Эта история не про старость. Она про цену, которую платят за неограниченный аппетит к жизни.

Елизавета появилась на свет 29 декабря 1709 года в подмосковном Коломенском. В тот самый день Пётр I въезжал в Москву после Полтавской победы. Пушки грохотали, колокола звонили, толпа надрывалась от здравиц. А в дворцовых покоях будущая императрица Екатерина, мокрая от пота и усталости, рожала.

Когда Петру сообщили о дочери, он, говорят, бросил: «Отложим празднество моё и поспешим поздравить с рождением мать». Красивая фраза. Возможно, придуманная позже, для летописи. Но Пётр действительно любил эту девочку. По-своему, по-медвежьи: подбрасывал на руках так, что няньки хватались за сердце, таскал за собой на верфи, учил не бояться ни воды, ни грома. Запах столярного клея, пороха и корабельной смолы, тянувшийся за отцом повсюду, стал для маленькой Лизоньки запахом детства.

Образованием дочери Пётр занимался мало. Немного французского, потому что Франция казалась подходящей партией для будущего брака. Немного танцев, потому что принцессе полагалось грациозно двигаться. Немного Закона Божьего, потому что без этого никуда. Всё остальное компенсировала природа.

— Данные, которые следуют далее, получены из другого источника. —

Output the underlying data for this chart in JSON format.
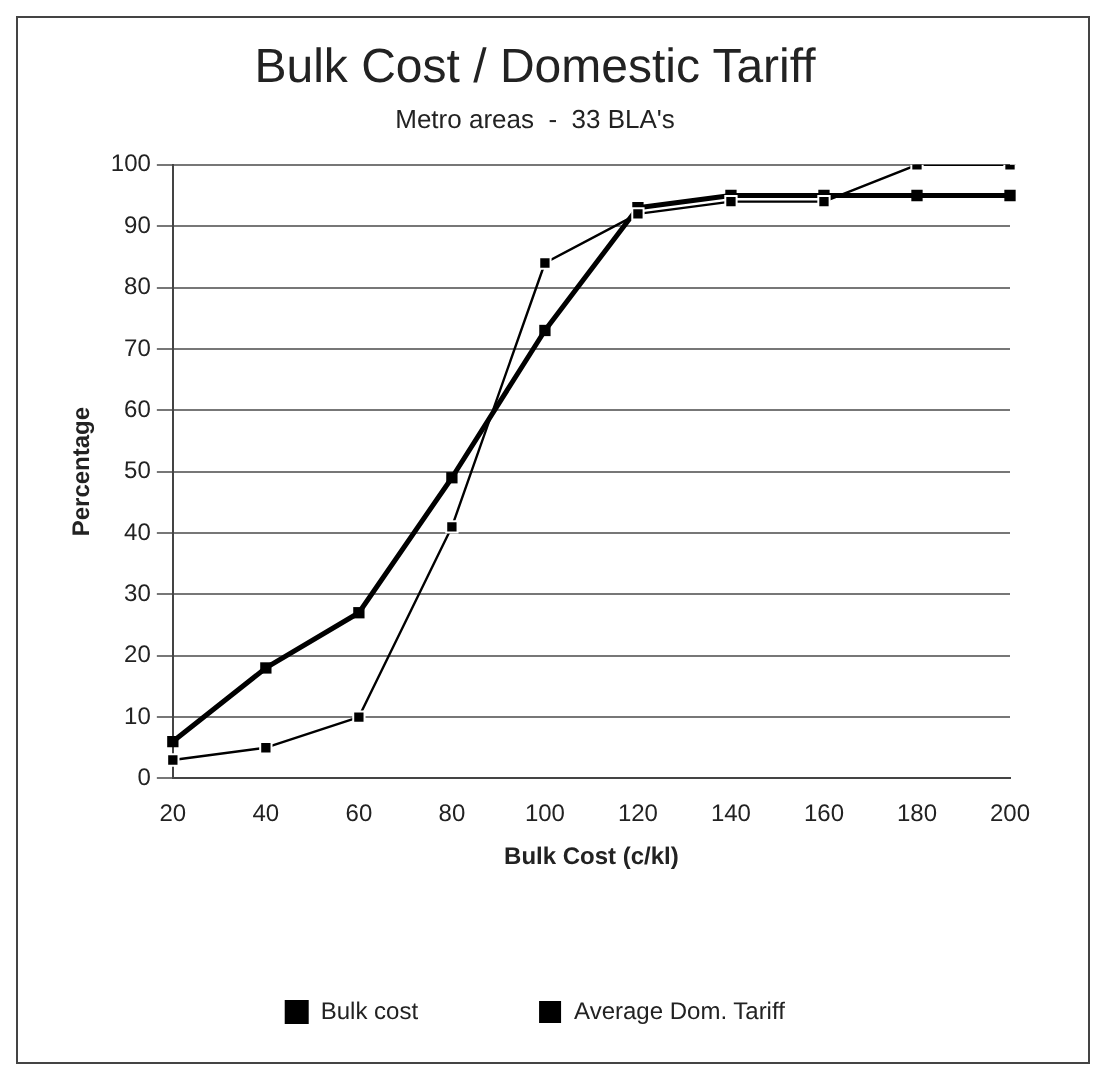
{
  "chart_data": {
    "type": "line",
    "title": "Bulk Cost / Domestic Tariff",
    "subtitle": "Metro areas  -  33 BLA's",
    "xlabel": "Bulk Cost (c/kl)",
    "ylabel": "Percentage",
    "categories": [
      "20",
      "40",
      "60",
      "80",
      "100",
      "120",
      "140",
      "160",
      "180",
      "200"
    ],
    "series": [
      {
        "name": "Bulk cost",
        "color": "#000000",
        "values": [
          6,
          18,
          27,
          49,
          73,
          93,
          95,
          95,
          95,
          95
        ]
      },
      {
        "name": "Average Dom. Tariff",
        "color": "#000000",
        "values": [
          3,
          5,
          10,
          41,
          84,
          92,
          94,
          94,
          100,
          100
        ]
      }
    ],
    "ylim": [
      0,
      100
    ],
    "yticks": [
      0,
      10,
      20,
      30,
      40,
      50,
      60,
      70,
      80,
      90,
      100
    ],
    "grid": "y",
    "legend": "bottom",
    "marker": "square",
    "line_style": "solid"
  }
}
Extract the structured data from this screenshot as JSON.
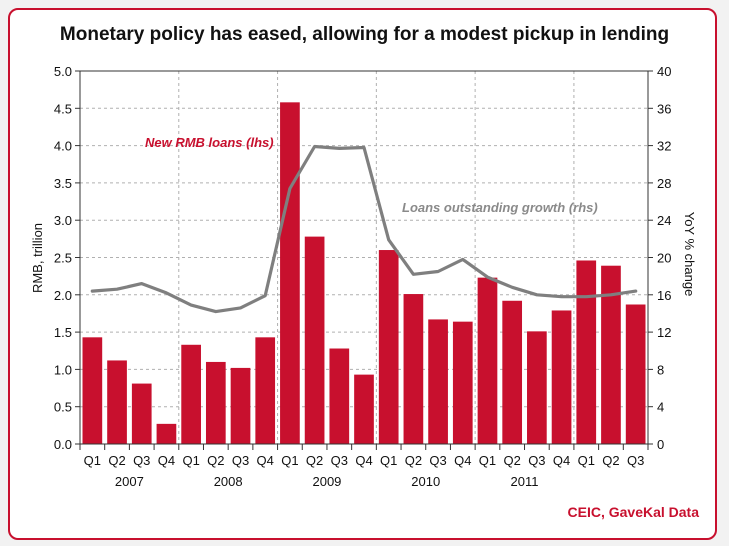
{
  "header": {
    "title": "Monetary policy has eased, allowing for a modest pickup in lending"
  },
  "footer": {
    "source": "CEIC, GaveKal Data"
  },
  "colors": {
    "bar": "#c8102e",
    "line": "#7f7f7f",
    "accent": "#c8102e",
    "grid": "#b0b0b0"
  },
  "chart_data": {
    "type": "bar",
    "title": "Monetary policy has eased, allowing for a modest pickup in lending",
    "categories": [
      "Q1",
      "Q2",
      "Q3",
      "Q4",
      "Q1",
      "Q2",
      "Q3",
      "Q4",
      "Q1",
      "Q2",
      "Q3",
      "Q4",
      "Q1",
      "Q2",
      "Q3",
      "Q4",
      "Q1",
      "Q2",
      "Q3",
      "Q4",
      "Q1",
      "Q2",
      "Q3"
    ],
    "years": [
      {
        "label": "2007",
        "start": 0,
        "end": 3
      },
      {
        "label": "2008",
        "start": 4,
        "end": 7
      },
      {
        "label": "2009",
        "start": 8,
        "end": 11
      },
      {
        "label": "2010",
        "start": 12,
        "end": 15
      },
      {
        "label": "2011",
        "start": 16,
        "end": 19
      }
    ],
    "series": [
      {
        "name": "New RMB loans (lhs)",
        "type": "bar",
        "axis": "left",
        "values": [
          1.43,
          1.12,
          0.81,
          0.27,
          1.33,
          1.1,
          1.02,
          1.43,
          4.58,
          2.78,
          1.28,
          0.93,
          2.6,
          2.01,
          1.67,
          1.64,
          2.23,
          1.92,
          1.51,
          1.79,
          2.46,
          2.39,
          1.87
        ]
      },
      {
        "name": "Loans outstanding growth (rhs)",
        "type": "line",
        "axis": "right",
        "values": [
          16.4,
          16.6,
          17.2,
          16.2,
          14.9,
          14.2,
          14.6,
          15.9,
          27.4,
          31.9,
          31.7,
          31.8,
          21.9,
          18.2,
          18.5,
          19.8,
          17.9,
          16.8,
          16.0,
          15.8,
          15.8,
          16.0,
          16.4
        ]
      }
    ],
    "ylabel": "RMB, trillion",
    "ylim": [
      0,
      5.0
    ],
    "yticks": [
      "0.0",
      "0.5",
      "1.0",
      "1.5",
      "2.0",
      "2.5",
      "3.0",
      "3.5",
      "4.0",
      "4.5",
      "5.0"
    ],
    "y2label": "YoY % change",
    "y2lim": [
      0,
      40
    ],
    "y2ticks": [
      "0",
      "4",
      "8",
      "12",
      "16",
      "20",
      "24",
      "28",
      "32",
      "36",
      "40"
    ],
    "grid": true
  }
}
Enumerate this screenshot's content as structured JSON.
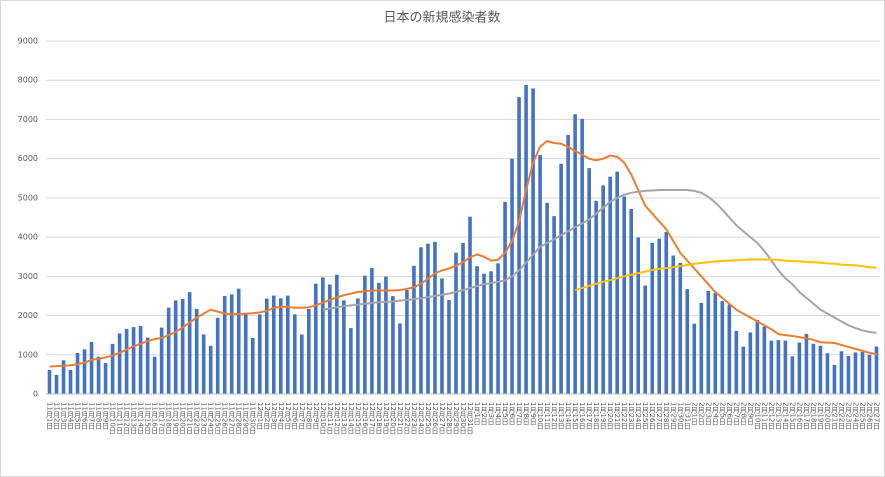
{
  "chart_data": {
    "type": "bar",
    "title": "日本の新規感染者数",
    "categories": [
      "11月1日",
      "11月2日",
      "11月3日",
      "11月4日",
      "11月5日",
      "11月6日",
      "11月7日",
      "11月8日",
      "11月9日",
      "11月10日",
      "11月11日",
      "11月12日",
      "11月13日",
      "11月14日",
      "11月15日",
      "11月16日",
      "11月17日",
      "11月18日",
      "11月19日",
      "11月20日",
      "11月21日",
      "11月22日",
      "11月23日",
      "11月24日",
      "11月25日",
      "11月26日",
      "11月27日",
      "11月28日",
      "11月29日",
      "11月30日",
      "12月1日",
      "12月2日",
      "12月3日",
      "12月4日",
      "12月5日",
      "12月6日",
      "12月7日",
      "12月8日",
      "12月9日",
      "12月10日",
      "12月11日",
      "12月12日",
      "12月13日",
      "12月14日",
      "12月15日",
      "12月16日",
      "12月17日",
      "12月18日",
      "12月19日",
      "12月20日",
      "12月21日",
      "12月22日",
      "12月23日",
      "12月24日",
      "12月25日",
      "12月26日",
      "12月27日",
      "12月28日",
      "12月29日",
      "12月30日",
      "12月31日",
      "1月1日",
      "1月2日",
      "1月3日",
      "1月4日",
      "1月5日",
      "1月6日",
      "1月7日",
      "1月8日",
      "1月9日",
      "1月10日",
      "1月11日",
      "1月12日",
      "1月13日",
      "1月14日",
      "1月15日",
      "1月16日",
      "1月17日",
      "1月18日",
      "1月19日",
      "1月20日",
      "1月21日",
      "1月22日",
      "1月23日",
      "1月24日",
      "1月25日",
      "1月26日",
      "1月27日",
      "1月28日",
      "1月29日",
      "1月30日",
      "1月31日",
      "2月1日",
      "2月2日",
      "2月3日",
      "2月4日",
      "2月5日",
      "2月6日",
      "2月7日",
      "2月8日",
      "2月9日",
      "2月10日",
      "2月11日",
      "2月12日",
      "2月13日",
      "2月14日",
      "2月15日",
      "2月16日",
      "2月17日",
      "2月18日",
      "2月19日",
      "2月20日",
      "2月21日",
      "2月22日",
      "2月23日",
      "2月24日",
      "2月25日",
      "2月26日",
      "2月27日"
    ],
    "series": [
      {
        "kind": "bar",
        "color": "#4472c4",
        "values": [
          613,
          487,
          858,
          616,
          1046,
          1138,
          1329,
          949,
          788,
          1278,
          1544,
          1661,
          1706,
          1735,
          1438,
          951,
          1693,
          2201,
          2386,
          2425,
          2596,
          2168,
          1520,
          1228,
          1945,
          2500,
          2539,
          2684,
          2068,
          1429,
          2030,
          2433,
          2510,
          2441,
          2508,
          2031,
          1518,
          2169,
          2811,
          2973,
          2790,
          3041,
          2388,
          1681,
          2436,
          3017,
          3211,
          2834,
          2991,
          2496,
          1799,
          2650,
          3270,
          3740,
          3832,
          3880,
          2947,
          2395,
          3604,
          3852,
          4520,
          3259,
          3068,
          3130,
          3330,
          4900,
          5998,
          7570,
          7882,
          7790,
          6094,
          4875,
          4536,
          5870,
          6605,
          7133,
          7014,
          5759,
          4925,
          5320,
          5540,
          5670,
          5035,
          4717,
          3990,
          2764,
          3853,
          3960,
          4130,
          3530,
          3343,
          2673,
          1792,
          2324,
          2631,
          2576,
          2369,
          2280,
          1609,
          1208,
          1569,
          1885,
          1720,
          1359,
          1375,
          1360,
          960,
          1310,
          1530,
          1280,
          1230,
          1040,
          740,
          1090,
          970,
          1060,
          1070,
          1000,
          1210
        ]
      },
      {
        "kind": "line",
        "color": "#ed7d31",
        "values": [
          700,
          710,
          720,
          730,
          760,
          800,
          870,
          900,
          930,
          980,
          1050,
          1130,
          1220,
          1280,
          1350,
          1400,
          1430,
          1500,
          1580,
          1700,
          1820,
          1950,
          2050,
          2150,
          2100,
          2050,
          2030,
          2040,
          2050,
          2060,
          2080,
          2120,
          2200,
          2220,
          2220,
          2200,
          2200,
          2210,
          2260,
          2330,
          2400,
          2460,
          2520,
          2560,
          2600,
          2620,
          2640,
          2640,
          2640,
          2640,
          2650,
          2680,
          2720,
          2810,
          2940,
          3080,
          3150,
          3200,
          3270,
          3360,
          3480,
          3560,
          3500,
          3400,
          3420,
          3600,
          3900,
          4400,
          5200,
          5900,
          6300,
          6450,
          6400,
          6380,
          6300,
          6200,
          6100,
          6000,
          5960,
          6000,
          6080,
          6050,
          5900,
          5600,
          5200,
          4800,
          4600,
          4400,
          4200,
          3900,
          3600,
          3400,
          3200,
          3000,
          2800,
          2600,
          2450,
          2300,
          2150,
          2050,
          1950,
          1850,
          1750,
          1650,
          1530,
          1500,
          1480,
          1450,
          1420,
          1380,
          1320,
          1310,
          1300,
          1250,
          1200,
          1150,
          1100,
          1050,
          1020
        ]
      },
      {
        "kind": "line",
        "color": "#a5a5a5",
        "values": [
          null,
          null,
          null,
          null,
          null,
          null,
          null,
          null,
          null,
          null,
          null,
          null,
          null,
          null,
          null,
          null,
          null,
          null,
          null,
          null,
          null,
          null,
          null,
          null,
          null,
          null,
          null,
          null,
          null,
          null,
          null,
          null,
          null,
          null,
          null,
          null,
          null,
          null,
          null,
          2150,
          2180,
          2210,
          2240,
          2260,
          2280,
          2300,
          2320,
          2340,
          2350,
          2360,
          2380,
          2400,
          2420,
          2440,
          2470,
          2500,
          2530,
          2560,
          2600,
          2650,
          2700,
          2750,
          2800,
          2830,
          2860,
          2900,
          3000,
          3150,
          3350,
          3550,
          3750,
          3850,
          3950,
          4050,
          4150,
          4250,
          4350,
          4450,
          4600,
          4750,
          4900,
          5000,
          5080,
          5130,
          5160,
          5180,
          5190,
          5200,
          5200,
          5200,
          5200,
          5200,
          5180,
          5130,
          5030,
          4880,
          4700,
          4500,
          4300,
          4150,
          4000,
          3850,
          3650,
          3400,
          3150,
          2950,
          2800,
          2600,
          2450,
          2300,
          2150,
          2050,
          1950,
          1850,
          1750,
          1680,
          1620,
          1580,
          1560
        ]
      },
      {
        "kind": "line",
        "color": "#ffc000",
        "values": [
          null,
          null,
          null,
          null,
          null,
          null,
          null,
          null,
          null,
          null,
          null,
          null,
          null,
          null,
          null,
          null,
          null,
          null,
          null,
          null,
          null,
          null,
          null,
          null,
          null,
          null,
          null,
          null,
          null,
          null,
          null,
          null,
          null,
          null,
          null,
          null,
          null,
          null,
          null,
          null,
          null,
          null,
          null,
          null,
          null,
          null,
          null,
          null,
          null,
          null,
          null,
          null,
          null,
          null,
          null,
          null,
          null,
          null,
          null,
          null,
          null,
          null,
          null,
          null,
          null,
          null,
          null,
          null,
          null,
          null,
          null,
          null,
          null,
          null,
          null,
          2650,
          2700,
          2760,
          2810,
          2860,
          2900,
          2950,
          3000,
          3040,
          3080,
          3120,
          3160,
          3190,
          3210,
          3230,
          3260,
          3290,
          3320,
          3340,
          3360,
          3380,
          3390,
          3400,
          3410,
          3420,
          3430,
          3430,
          3430,
          3430,
          3420,
          3400,
          3390,
          3380,
          3370,
          3360,
          3350,
          3330,
          3320,
          3300,
          3290,
          3280,
          3260,
          3230,
          3220
        ]
      }
    ],
    "ylim": [
      0,
      9000
    ],
    "yticks": [
      0,
      1000,
      2000,
      3000,
      4000,
      5000,
      6000,
      7000,
      8000,
      9000
    ],
    "grid": true
  }
}
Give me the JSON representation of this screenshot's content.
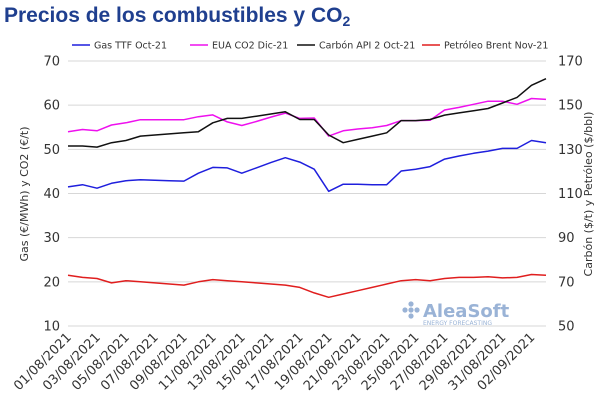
{
  "title_main": "Precios de los combustibles y CO",
  "title_sub": "2",
  "watermark": {
    "name": "AleaSoft",
    "tagline": "ENERGY FORECASTING"
  },
  "colors": {
    "gas": "#1f1fdd",
    "eua": "#ee10ee",
    "carbon": "#111111",
    "brent": "#e01e1e",
    "title": "#1f3f8f",
    "watermark": "#9ab3d6"
  },
  "chart_data": {
    "type": "line",
    "x": [
      "01/08/2021",
      "02/08/2021",
      "03/08/2021",
      "04/08/2021",
      "05/08/2021",
      "06/08/2021",
      "07/08/2021",
      "08/08/2021",
      "09/08/2021",
      "10/08/2021",
      "11/08/2021",
      "12/08/2021",
      "13/08/2021",
      "14/08/2021",
      "15/08/2021",
      "16/08/2021",
      "17/08/2021",
      "18/08/2021",
      "19/08/2021",
      "20/08/2021",
      "21/08/2021",
      "22/08/2021",
      "23/08/2021",
      "24/08/2021",
      "25/08/2021",
      "26/08/2021",
      "27/08/2021",
      "28/08/2021",
      "29/08/2021",
      "30/08/2021",
      "31/08/2021",
      "01/09/2021",
      "02/09/2021",
      "03/09/2021"
    ],
    "xticks": [
      "01/08/2021",
      "03/08/2021",
      "05/08/2021",
      "07/08/2021",
      "09/08/2021",
      "11/08/2021",
      "13/08/2021",
      "15/08/2021",
      "17/08/2021",
      "19/08/2021",
      "21/08/2021",
      "23/08/2021",
      "25/08/2021",
      "27/08/2021",
      "29/08/2021",
      "31/08/2021",
      "02/09/2021"
    ],
    "ylabel": "Gas (€/MWh) y CO2 (€/t)",
    "y2label": "Carbón ($/t) y Petróleo ($/bbl)",
    "ylim": [
      10,
      70
    ],
    "yticks": [
      10,
      20,
      30,
      40,
      50,
      60,
      70
    ],
    "y2lim": [
      50,
      170
    ],
    "y2ticks": [
      50,
      70,
      90,
      110,
      130,
      150,
      170
    ],
    "grid": "horizontal",
    "legend": "top",
    "series": [
      {
        "name": "Gas TTF Oct-21",
        "axis": "left",
        "color": "#1f1fdd",
        "values": [
          41.5,
          42.0,
          41.2,
          42.3,
          42.9,
          43.1,
          43.0,
          42.9,
          42.8,
          44.6,
          45.9,
          45.8,
          44.6,
          45.8,
          47.0,
          48.1,
          47.1,
          45.5,
          40.5,
          42.1,
          42.1,
          42.0,
          42.0,
          45.1,
          45.5,
          46.1,
          47.8,
          48.5,
          49.1,
          49.6,
          50.2,
          50.2,
          52.0,
          51.5
        ]
      },
      {
        "name": "EUA CO2 Dic-21",
        "axis": "left",
        "color": "#ee10ee",
        "values": [
          54.0,
          54.5,
          54.2,
          55.5,
          56.0,
          56.7,
          56.7,
          56.7,
          56.7,
          57.4,
          57.8,
          56.2,
          55.4,
          56.3,
          57.3,
          58.2,
          57.0,
          57.1,
          53.0,
          54.2,
          54.6,
          54.9,
          55.4,
          56.5,
          56.5,
          56.6,
          58.9,
          59.5,
          60.2,
          60.9,
          60.9,
          60.2,
          61.5,
          61.3
        ]
      },
      {
        "name": "Carbón API 2 Oct-21",
        "axis": "right",
        "color": "#111111",
        "values": [
          131.5,
          131.5,
          131.0,
          133.0,
          134.0,
          136.0,
          136.5,
          137.0,
          137.5,
          138.0,
          142.0,
          144.0,
          144.0,
          145.0,
          146.0,
          147.0,
          143.5,
          143.5,
          136.5,
          133.0,
          134.5,
          136.0,
          137.5,
          143.0,
          143.0,
          143.5,
          145.5,
          146.5,
          147.5,
          148.5,
          151.0,
          153.5,
          159.0,
          162.0
        ]
      },
      {
        "name": "Petróleo Brent Nov-21",
        "axis": "right",
        "color": "#e01e1e",
        "values": [
          73.0,
          72.0,
          71.5,
          69.5,
          70.5,
          70.0,
          69.5,
          69.0,
          68.5,
          70.0,
          71.0,
          70.5,
          70.0,
          69.5,
          69.0,
          68.5,
          67.5,
          65.0,
          63.0,
          64.5,
          66.0,
          67.5,
          69.0,
          70.5,
          71.0,
          70.5,
          71.5,
          72.0,
          72.0,
          72.3,
          71.8,
          72.0,
          73.3,
          73.0
        ]
      }
    ]
  }
}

К пятнадцати годам Елизавета превратилась в девушку, от которой у мужчин перехватывало дух.

Чтобы понять масштаб впечатления, нужно вспомнить, чем была красота принцессы в XVIII столетии. Не просто приятная внешность. Красота считалась политическим капиталом: залогом выгодного брака, гарантией международных союзов, знаком божественного благоволения. Некрасивая принцесса, какой бы умной она ни была, стоила на династическом рынке вполовину меньше. Елизавета стоила дорого. Очень дорого.

Испанский посол герцог де Лириа, человек, повидавший красавиц при дворах Мадрида, Вены и Парижа, описывал её без тени дипломатической сдержанности: «Принцесса Елизавета такая красавица, каких я никогда не видывал. Цвет лица её удивителен, глаза пламенные, рот совершенный, шея белейшая, и удивительный стан». Когда я читаю это описание, меня поражает не восхищение (оно ожидаемо), а растерянность. Он писал о ней так, будто сам не верил тому, что видел.

Высокая, гибкая, с рыжеватыми волосами, которые она, отличаясь от большинства придворных дам, не прятала под слоем пудры. Менуэт Елизавета танцевала лучше всех при дворе: каждый жест точный и мягкий, как у кошки, прыгающей на подоконник и не задевающей цветочного горшка. Мужчины теряли дар речи. Женщины теряли самообладание.

Но красота не конвертировалась в политическую валюту так легко, как хотелось бы отцу. Пётр мечтал выдать дочь за юного Людовика XV. Французы отказали: дочь бывшей ливонской пленницы, пусть и ставшей российской императрицей, казалась им недостаточно родовитой. Другие европейские дворы тоже вежливо уклонялись. Один жених скончался, другого забраковали по политическим расчётам, третий оказался слишком мелкой фигурой для русских амбиций.

Годы шли. Самая красивая принцесса Европы оставалась незамужней.

А потом умер отец. Через два года скончалась мать. И жизнь Елизаветы превратилась в долгое ожидание в тесной прихожей чужого дома, куда не пускают дальше порога.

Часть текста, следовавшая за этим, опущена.